Ok, so the chances are you haven’t won the lottery jackpot (you’ve only a 1:14 million chance of so doing) but why is it that some folk seem to have all the luck? This article explores the world of luck and gives some pointers to how to be ‘lucky’.
Listen to many successful entrepreneurs from Branson to
Zukerman via Digby Jones and Sir Ronald Cohen and they’ll all credit this
illusive power yet you’ll not find a ‘luck’ module on any MBA syllabus.
The trouble with luck is that it is a hard
thing to pin down. When you have made your first million it is only with the
benefit of 20:20 hind sight that with so many improbable personal, career,
business, trends, and market forces at play it is difficult to define how you
got to the right place at the right time except with a large dollop of luck.
Add the fact that there are so many people out there vying for the same thing it
is no wonder that physicists and philosophers coin the term ‘self-sampling
assumptions’ to explain it.
Others may use the term to disguise their own achievements,
preferring some self-effacing nod to some mysterious external force (luck) than
to speak of their own blood, sweat and tears. Jealously from others not wishing
to acknowledge either their own shortcomings or other’s intellect and tenacity
would just proffer a ‘Life of Brian’ / Pythonesque “you lucky bastard”…

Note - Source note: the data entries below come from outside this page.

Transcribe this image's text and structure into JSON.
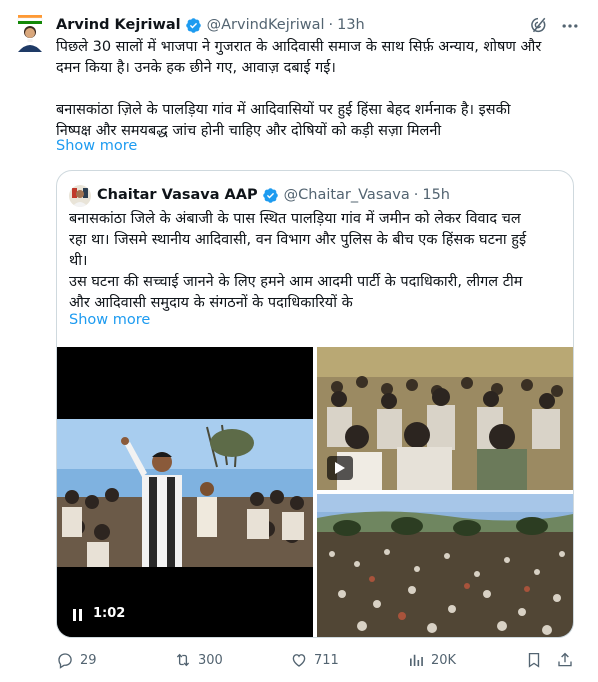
{
  "tweet": {
    "author_name": "Arvind Kejriwal",
    "handle": "@ArvindKejriwal",
    "time": "13h",
    "body_lines": [
      "पिछले 30 सालों में भाजपा ने गुजरात के आदिवासी समाज के साथ सिर्फ़ अन्याय, शोषण और",
      "दमन किया है। उनके हक छीने गए, आवाज़ दबाई गई।",
      "बनासकांठा ज़िले के पालड़िया गांव में आदिवासियों पर हुई हिंसा बेहद शर्मनाक है। इसकी",
      "निष्पक्ष और समयबद्ध जांच होनी चाहिए और दोषियों को कड़ी सज़ा मिलनी"
    ],
    "show_more": "Show more"
  },
  "quote": {
    "author_name": "Chaitar Vasava AAP",
    "handle": "@Chaitar_Vasava",
    "time": "15h",
    "body_lines": [
      "बनासकांठा जिले के अंबाजी के पास स्थित पालड़िया गांव में जमीन को लेकर विवाद चल",
      "रहा था। जिसमे स्थानीय आदिवासी, वन विभाग और पुलिस के बीच एक हिंसक घटना हुई",
      "थी।",
      "उस घटना की सच्चाई जानने के लिए हमने आम आदमी पार्टी के पदाधिकारी, लीगल टीम",
      "और आदिवासी समुदाय के संगठनों के पदाधिकारियों के"
    ],
    "show_more": "Show more",
    "video_time": "1:02"
  },
  "actions": {
    "replies": "29",
    "reposts": "300",
    "likes": "711",
    "views": "20K"
  },
  "icons": {
    "verified": "verified-badge-icon",
    "grok": "grok-icon",
    "more": "more-icon",
    "reply": "reply-icon",
    "repost": "repost-icon",
    "like": "heart-icon",
    "views": "views-icon",
    "bookmark": "bookmark-icon",
    "share": "share-icon"
  },
  "colors": {
    "accent": "#1d9bf0",
    "muted": "#536471",
    "border": "#cfd9de"
  }
}
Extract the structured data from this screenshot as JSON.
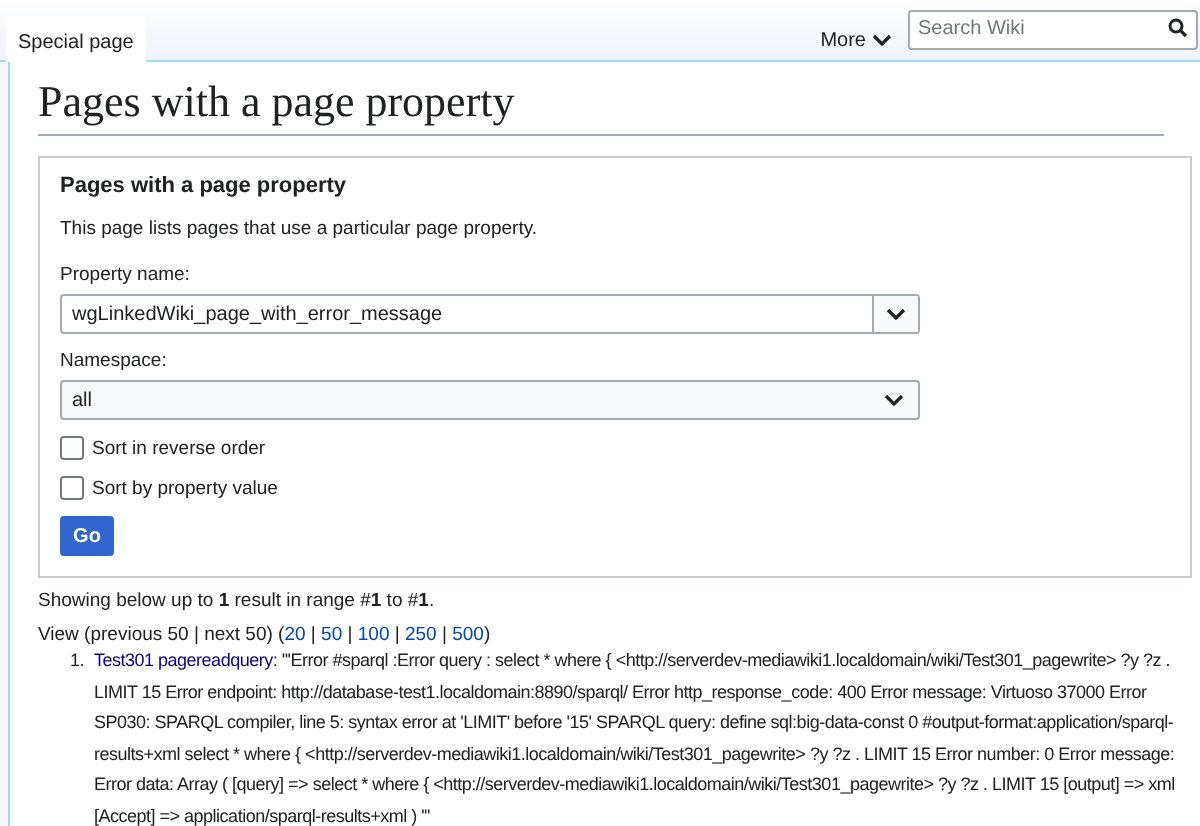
{
  "tabs": [
    {
      "label": "Special page",
      "selected": true
    }
  ],
  "more_menu": {
    "label": "More"
  },
  "search": {
    "placeholder": "Search Wiki"
  },
  "heading": "Pages with a page property",
  "form": {
    "legend": "Pages with a page property",
    "description": "This page lists pages that use a particular page property.",
    "fields": [
      {
        "kind": "combo",
        "label": "Property name:",
        "value": "wgLinkedWiki_page_with_error_message"
      },
      {
        "kind": "select",
        "label": "Namespace:",
        "value": "all"
      }
    ],
    "checkboxes": [
      {
        "label": "Sort in reverse order",
        "checked": false
      },
      {
        "label": "Sort by property value",
        "checked": false
      }
    ],
    "submit": "Go"
  },
  "summary": "Showing below up to **1** result in range #**1** to #**1**.",
  "view": {
    "prefix": "View (previous 50 | next 50) (",
    "limits": [
      "20",
      "50",
      "100",
      "250",
      "500"
    ],
    "separator": "|",
    "suffix": ")"
  },
  "results": [
    {
      "number": "1.",
      "link": "Test301 pagereadquery",
      "text": ": '''Error #sparql :Error query : select * where { <http://serverdev-mediawiki1.localdomain/wiki/Test301_pagewrite> ?y ?z . LIMIT 15 Error endpoint: http://database-test1.localdomain:8890/sparql/ Error http_response_code: 400 Error message: Virtuoso 37000 Error SP030: SPARQL compiler, line 5: syntax error at 'LIMIT' before '15' SPARQL query: define sql:big-data-const 0 #output-format:application/sparql-results+xml select * where { <http://serverdev-mediawiki1.localdomain/wiki/Test301_pagewrite> ?y ?z . LIMIT 15 Error number: 0 Error message: Error data: Array ( [query] => select * where { <http://serverdev-mediawiki1.localdomain/wiki/Test301_pagewrite> ?y ?z . LIMIT 15 [output] => xml [Accept] => application/sparql-results+xml ) '''"
    }
  ]
}
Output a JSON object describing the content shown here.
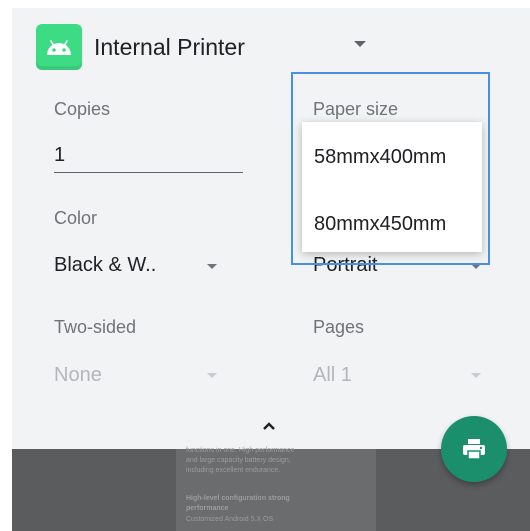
{
  "header": {
    "printer_name": "Internal Printer",
    "icon": "android-icon"
  },
  "copies": {
    "label": "Copies",
    "value": "1"
  },
  "paper_size": {
    "label": "Paper size",
    "options": [
      "58mmx400mm",
      "80mmx450mm"
    ]
  },
  "color": {
    "label": "Color",
    "value": "Black & W.."
  },
  "orientation": {
    "value": "Portrait"
  },
  "two_sided": {
    "label": "Two-sided",
    "value": "None"
  },
  "pages": {
    "label": "Pages",
    "value": "All 1"
  },
  "preview": {
    "lines": [
      "functions in one. High performance",
      "and large capacity battery design,",
      "including excellent endurance.",
      "",
      "High-level configuration strong",
      "performance",
      "Customized Android 5.X OS"
    ]
  },
  "colors": {
    "accent": "#1b8f6b",
    "android": "#3ddc84",
    "highlight": "#4a90e2"
  }
}
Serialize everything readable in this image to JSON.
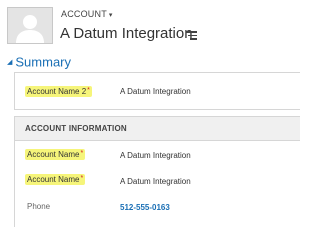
{
  "header": {
    "entity_label": "ACCOUNT",
    "entity_caret": "▾",
    "record_title": "A Datum Integration"
  },
  "summary": {
    "title": "Summary",
    "caret": "◢",
    "fields": [
      {
        "label": "Account Name 2",
        "required": "*",
        "value": "A Datum Integration"
      }
    ]
  },
  "account_information": {
    "title": "ACCOUNT INFORMATION",
    "fields": [
      {
        "label": "Account Name",
        "required": "*",
        "value": "A Datum Integration"
      },
      {
        "label": "Account Name",
        "required": "*",
        "value": "A Datum Integration"
      },
      {
        "label": "Phone",
        "required": "",
        "value": "512-555-0163"
      }
    ]
  },
  "colors": {
    "accent": "#1a6fb5",
    "highlight": "#f6f57a",
    "required": "#d21b1b"
  }
}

But if some people seem to have lucky breaks so consistently are they somehow tapping into a natural force that’s accessible to all of us? Well, it seems they are and it is more embedded in practical building blocks than ‘fire and brimstone’.
What is luck anyway? So, let’s define what we mean by luck. Some have their answer in superstition: anything from four-leaf clovers to Tony Blair’s lucky brogues, kissing goalposts (England in the 2014 Brazilian World Cup anyone?) to Andy Murray’s favourite rituals at Wimbledon? Yeah, right! Others have it as a consequence of birth: Bill Gates credits his parents and having met Microsoft partner Paul Allen as a child. Richard Wiseman (author of ‘The Luck Factor’ – Century, 2003) recognises one-off situations but confines his definition to successive cases of good fortune; such reoccurrences indicating the individual is influencing things.

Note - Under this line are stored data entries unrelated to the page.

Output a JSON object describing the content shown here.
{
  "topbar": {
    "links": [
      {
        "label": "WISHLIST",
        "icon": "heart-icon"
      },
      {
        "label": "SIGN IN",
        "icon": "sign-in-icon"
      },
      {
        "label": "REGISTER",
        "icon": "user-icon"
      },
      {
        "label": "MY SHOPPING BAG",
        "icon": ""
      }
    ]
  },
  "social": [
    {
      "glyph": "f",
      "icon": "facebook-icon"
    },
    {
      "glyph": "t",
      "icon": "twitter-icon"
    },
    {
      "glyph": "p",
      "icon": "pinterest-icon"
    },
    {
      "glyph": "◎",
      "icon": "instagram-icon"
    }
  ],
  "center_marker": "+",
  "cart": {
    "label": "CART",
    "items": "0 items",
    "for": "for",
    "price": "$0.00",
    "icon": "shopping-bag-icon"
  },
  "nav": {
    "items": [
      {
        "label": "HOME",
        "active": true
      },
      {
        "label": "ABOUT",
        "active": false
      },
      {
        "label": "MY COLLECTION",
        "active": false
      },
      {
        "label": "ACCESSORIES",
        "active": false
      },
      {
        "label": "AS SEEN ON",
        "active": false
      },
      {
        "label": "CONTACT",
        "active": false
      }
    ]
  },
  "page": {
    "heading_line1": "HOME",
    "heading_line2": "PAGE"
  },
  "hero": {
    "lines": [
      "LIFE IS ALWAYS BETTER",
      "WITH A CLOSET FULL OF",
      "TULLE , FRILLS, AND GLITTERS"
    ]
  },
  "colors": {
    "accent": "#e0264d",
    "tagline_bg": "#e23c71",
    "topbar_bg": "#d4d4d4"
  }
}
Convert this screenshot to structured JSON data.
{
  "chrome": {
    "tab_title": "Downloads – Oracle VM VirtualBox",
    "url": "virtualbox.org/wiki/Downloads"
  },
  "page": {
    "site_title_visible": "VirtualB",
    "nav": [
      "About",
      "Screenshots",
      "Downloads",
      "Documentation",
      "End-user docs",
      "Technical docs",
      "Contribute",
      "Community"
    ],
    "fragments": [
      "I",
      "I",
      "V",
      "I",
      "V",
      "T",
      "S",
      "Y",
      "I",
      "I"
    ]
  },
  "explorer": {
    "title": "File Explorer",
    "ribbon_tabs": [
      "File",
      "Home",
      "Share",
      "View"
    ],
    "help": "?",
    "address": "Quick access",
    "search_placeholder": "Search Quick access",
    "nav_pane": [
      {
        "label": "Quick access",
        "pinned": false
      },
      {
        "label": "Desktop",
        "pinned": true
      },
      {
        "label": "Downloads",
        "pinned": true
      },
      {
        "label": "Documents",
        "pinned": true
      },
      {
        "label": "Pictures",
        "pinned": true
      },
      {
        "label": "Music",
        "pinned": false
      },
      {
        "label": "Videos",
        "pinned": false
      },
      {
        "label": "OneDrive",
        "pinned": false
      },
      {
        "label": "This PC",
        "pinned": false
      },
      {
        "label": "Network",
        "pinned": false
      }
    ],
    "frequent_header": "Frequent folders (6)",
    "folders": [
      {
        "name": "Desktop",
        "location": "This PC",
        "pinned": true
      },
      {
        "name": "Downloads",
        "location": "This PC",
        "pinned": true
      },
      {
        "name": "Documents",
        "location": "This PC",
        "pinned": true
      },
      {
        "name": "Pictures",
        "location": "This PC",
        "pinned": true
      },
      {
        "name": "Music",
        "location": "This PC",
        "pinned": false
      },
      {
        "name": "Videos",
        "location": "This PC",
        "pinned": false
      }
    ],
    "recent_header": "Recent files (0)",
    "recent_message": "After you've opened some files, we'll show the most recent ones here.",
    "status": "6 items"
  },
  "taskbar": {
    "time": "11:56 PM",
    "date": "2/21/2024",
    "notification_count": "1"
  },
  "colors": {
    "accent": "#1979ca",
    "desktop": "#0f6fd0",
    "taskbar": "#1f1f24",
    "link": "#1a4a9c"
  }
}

Luck is – by this definition at least – something we create ourselves.
Dissenters in the business community abound. Anthony Buck, co-founder of Ren Skincare, suggests it is just sticking to something that others leave well-alone. So, you attend an exhibition and happen to bump into a great new contact – but is that not just ‘effort’?
Whether luck is based in pragmatism or not we can end up with just a semantic debate. Whatever the phenomenon, luck or not, what seems to matter is that destiny, in work and in life, clearly lies with the individual. Woody Allen described luck as 70% just turning up: being in the right place at the right time. It follows that the more you get out there into new situations, the more likely it is that you will be in a place turns out to be right that is similarly fruitful. Luck is largely down to getting out there in the first place to create, spot and exploit opportunities.
So, luck seems to come from a combination of chance and perception: how you view these chance events will determine your luck. Let’s not simply just rehash the ‘power of positive thinking’ mantra but examine the underlying precepts. Optimists hold a glass ‘half full’ expecting good things: they feel better, perform better, and are luckier as a result – they just expose themselves to more situations.
Luck, then, is all about opportunities: spotting them when they arise, creating them when they don’t, and most of all getting into a position and state of mind to seize them. Try our ten point plan to bring you some good luck (for a change!)
Oh, and good luck…
1. Start with the end in mind – what are your goals? You’ll recognise the opportunities that will help you to realise your ambitions if you are clear on your aims in the first place
2.Be flexible – attain a relaxed and open minded approach to thoughts and actions. Break your habits, change your route to work, lunch with different people, or try a different place. Look to new horizons and how you view them.
3. Take charge – of your emotions. Fortune doesn’t favour a victim. Chose a positive view of situations.
4. Take a risk – within reason. While a ship is safe in a harbour, that’s not what they were built for. As you get older you’ll only regret what you didn’t do.
5. Expect good fortune – it’s a self-fulfilling prophecy. If you glass is half full it is more likely to have something top it up.
6. Trust gut-feel – your intuition. Following from above, our inner voice knows best: back your hunches and persevere.
7. Turn things round – turn bad luck into good. Luck is about how you view the chance events in your life. If life throws a curved ball – it will – suspend your immediate reaction. Look for the positives and see where that leads you.
8.Network – or get training to do it better. Don’t say, ‘what can my network do for me but ask what can I do for my network’? People will pick up on your genuine interest.
9.Eyes open wide – for opportunities. While you may not find immediately what you seek are there other opportunities unfolding under your nose?
10. Say ‘yes’ more – or ‘why not’? Fortune favours the brave so go for it; you’ll learn from the experience and that is all positive.